It’s been a spring to forget

If a Kansas University non-revenue sports team falls to last place in the standings and nobody is there to hear it, did it really happen? Yes. Does anybody care? Maybe, which is another way of saying maybe not.

For KU’s stealth sports, the bummer of living in the massive shadow of the perennial national powerhouse basketball program lies in not getting talked about or even thought about by the masses.

Actually, it’s not such a bummer now. No news coverage is good news for the Kansas teams that routinely take their beatings in front of small crowds.

The softball team ranks dead-last in the 10-team Big 12 with a 1-13 conference record.

On Sunday, bloody Sunday, a number of KU’s under-the-radar teams got tagged. Men’s golf finished 12th in the conference tourney played in Trinity, Texas. Nate Barbee led KU golfers, but did no better than 27th place. The women did no better, also finishing last. The team’s top finisher, Emily Powers, placed 28th.

Tennis, anyone? No? Didn’t think so.

On Sunday, bloody Sunday, visiting Baylor skunked KU’s netters, 7-0. The Jayhawks are 1-10 in conference matches heading into today’s Big 12 tourney opener against Oklahoma in Austin.

The USTFCCCA Div. I men’s outdoor track and field poll has Kansas 23rd in the nation, which puts it behind six Big 12 schools: 1. Texas A&M, 6. Texas Tech, 11. Oklahoma, 19. Kansas State, 20. Nebraska. 21. Baylor. Six women’s track and field teams from the Big 12 are ranked in the top 25. Kansas is not one of them.

At least the baseball team is competitive.
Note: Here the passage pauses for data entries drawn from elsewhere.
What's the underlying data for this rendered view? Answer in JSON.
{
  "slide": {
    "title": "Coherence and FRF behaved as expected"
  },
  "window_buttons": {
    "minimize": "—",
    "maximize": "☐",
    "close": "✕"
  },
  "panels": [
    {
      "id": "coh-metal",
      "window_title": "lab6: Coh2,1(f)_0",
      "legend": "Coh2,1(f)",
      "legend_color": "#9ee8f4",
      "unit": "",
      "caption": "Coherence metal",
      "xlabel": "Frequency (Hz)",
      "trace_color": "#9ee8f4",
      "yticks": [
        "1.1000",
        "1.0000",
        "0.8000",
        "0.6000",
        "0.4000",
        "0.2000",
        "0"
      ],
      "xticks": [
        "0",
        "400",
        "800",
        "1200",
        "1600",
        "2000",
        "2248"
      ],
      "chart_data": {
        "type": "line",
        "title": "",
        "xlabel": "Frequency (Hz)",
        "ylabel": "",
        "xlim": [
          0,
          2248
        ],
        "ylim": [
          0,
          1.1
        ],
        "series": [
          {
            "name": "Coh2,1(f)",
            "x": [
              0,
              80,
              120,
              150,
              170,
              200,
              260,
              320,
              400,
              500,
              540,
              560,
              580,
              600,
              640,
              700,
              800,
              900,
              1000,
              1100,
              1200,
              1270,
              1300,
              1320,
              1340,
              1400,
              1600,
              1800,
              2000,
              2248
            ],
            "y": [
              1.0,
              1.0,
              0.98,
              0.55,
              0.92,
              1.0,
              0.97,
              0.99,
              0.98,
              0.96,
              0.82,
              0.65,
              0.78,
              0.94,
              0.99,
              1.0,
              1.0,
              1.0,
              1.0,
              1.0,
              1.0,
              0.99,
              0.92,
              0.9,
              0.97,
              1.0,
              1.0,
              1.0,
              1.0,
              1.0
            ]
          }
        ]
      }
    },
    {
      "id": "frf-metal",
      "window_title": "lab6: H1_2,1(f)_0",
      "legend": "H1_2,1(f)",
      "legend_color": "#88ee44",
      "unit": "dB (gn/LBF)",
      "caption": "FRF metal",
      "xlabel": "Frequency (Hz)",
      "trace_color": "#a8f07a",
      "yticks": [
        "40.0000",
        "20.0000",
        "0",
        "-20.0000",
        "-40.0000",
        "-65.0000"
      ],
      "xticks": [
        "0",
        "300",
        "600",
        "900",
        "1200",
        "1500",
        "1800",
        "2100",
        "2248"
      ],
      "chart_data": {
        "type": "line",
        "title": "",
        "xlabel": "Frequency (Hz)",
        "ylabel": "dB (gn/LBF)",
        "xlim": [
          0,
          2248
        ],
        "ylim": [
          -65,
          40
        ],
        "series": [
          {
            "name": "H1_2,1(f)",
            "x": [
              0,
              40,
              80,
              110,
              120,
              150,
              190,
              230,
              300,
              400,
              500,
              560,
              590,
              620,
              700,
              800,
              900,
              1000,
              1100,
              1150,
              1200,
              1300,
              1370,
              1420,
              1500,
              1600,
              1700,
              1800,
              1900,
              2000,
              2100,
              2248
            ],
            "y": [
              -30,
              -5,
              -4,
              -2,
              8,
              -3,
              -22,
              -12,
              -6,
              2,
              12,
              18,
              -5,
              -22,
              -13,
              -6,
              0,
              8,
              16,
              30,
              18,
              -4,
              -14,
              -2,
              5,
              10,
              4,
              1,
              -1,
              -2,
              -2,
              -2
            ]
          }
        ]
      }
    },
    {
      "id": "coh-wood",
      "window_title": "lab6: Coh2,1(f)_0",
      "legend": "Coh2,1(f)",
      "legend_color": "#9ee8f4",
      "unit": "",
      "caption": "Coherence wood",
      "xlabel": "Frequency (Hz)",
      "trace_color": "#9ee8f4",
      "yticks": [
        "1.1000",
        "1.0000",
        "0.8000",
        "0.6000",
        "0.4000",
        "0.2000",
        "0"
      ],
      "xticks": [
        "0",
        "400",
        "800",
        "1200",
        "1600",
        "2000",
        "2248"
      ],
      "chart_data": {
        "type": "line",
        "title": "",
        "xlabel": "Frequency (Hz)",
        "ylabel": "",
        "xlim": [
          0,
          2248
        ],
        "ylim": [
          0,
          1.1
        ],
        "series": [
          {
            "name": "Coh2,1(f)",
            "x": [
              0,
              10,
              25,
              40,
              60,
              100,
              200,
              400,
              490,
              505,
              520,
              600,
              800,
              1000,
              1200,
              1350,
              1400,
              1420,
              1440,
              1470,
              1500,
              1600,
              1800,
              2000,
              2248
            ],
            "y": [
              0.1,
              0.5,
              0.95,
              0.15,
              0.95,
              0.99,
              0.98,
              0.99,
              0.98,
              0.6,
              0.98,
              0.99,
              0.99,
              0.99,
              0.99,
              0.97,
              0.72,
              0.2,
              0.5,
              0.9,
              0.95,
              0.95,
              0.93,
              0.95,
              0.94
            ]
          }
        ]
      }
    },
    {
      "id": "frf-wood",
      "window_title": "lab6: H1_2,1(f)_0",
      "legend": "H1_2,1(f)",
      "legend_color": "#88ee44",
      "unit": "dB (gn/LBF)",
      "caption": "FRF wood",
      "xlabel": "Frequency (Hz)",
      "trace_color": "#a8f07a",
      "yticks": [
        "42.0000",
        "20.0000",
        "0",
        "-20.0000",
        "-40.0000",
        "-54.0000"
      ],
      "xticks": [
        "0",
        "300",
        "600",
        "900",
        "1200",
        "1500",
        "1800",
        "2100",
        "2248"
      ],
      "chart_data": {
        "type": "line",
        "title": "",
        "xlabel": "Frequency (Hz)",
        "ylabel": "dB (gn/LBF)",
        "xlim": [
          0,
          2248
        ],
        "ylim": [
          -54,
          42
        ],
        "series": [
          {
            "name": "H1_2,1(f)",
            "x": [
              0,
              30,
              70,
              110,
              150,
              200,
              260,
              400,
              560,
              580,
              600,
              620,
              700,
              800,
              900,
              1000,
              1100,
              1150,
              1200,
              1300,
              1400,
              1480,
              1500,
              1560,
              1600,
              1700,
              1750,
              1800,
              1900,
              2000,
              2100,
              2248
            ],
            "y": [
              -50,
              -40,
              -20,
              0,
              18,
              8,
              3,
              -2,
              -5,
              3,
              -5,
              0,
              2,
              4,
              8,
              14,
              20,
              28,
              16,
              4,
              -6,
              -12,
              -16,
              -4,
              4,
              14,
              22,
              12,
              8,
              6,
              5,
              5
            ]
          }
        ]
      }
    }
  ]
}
The Jayhawks have a 25-16-1 overall record and a 6-8-1 mark in the Big 12. They’re in contention to earn an NCAA bid, provided they reverse the recent fortunes of a weary pitching staff. In the past three games, all losses, Kansas has allowed an average of 18 runs.

As long as that’s an aberration, KU baseball will remain an entertaining product, replete with bat girls who add a most-welcome sparkle to the experience, student hecklers, a bona fide superstar in third baseman Tony Thompson, a web gem of a second baseman in Robby Price and a hitting machine of a center fielder, Brian Heere. The ballpark’s a nice one, and the new clubhouse gives the program a big-time feel. But when a team that has surrendered 54 runs in three games easily qualifies as the post-basketball highlight, you know it has been a long spring.

Many of the KU teams’ facilities can’t compare to baseball’s, and a Plan B looks as if it will be necessary to change that.

The grand plan called for the Gridiron Club to raise so much money that Kansas Athletics, Inc., could not only construct and maintain the club, but also finance an Olympic Village that would boost facilities for the non-revenue sports and have enough left over to donate a big chunk to the university.

That project, not realistically priced, has stalled, which is a shame for KU’s minor sports, though nowhere near as significant as had the basketball team failed to sign Josh Selby. Stone me for saying this, but the Selby signing alone made it a positive spring on the KU sports scene, did it not?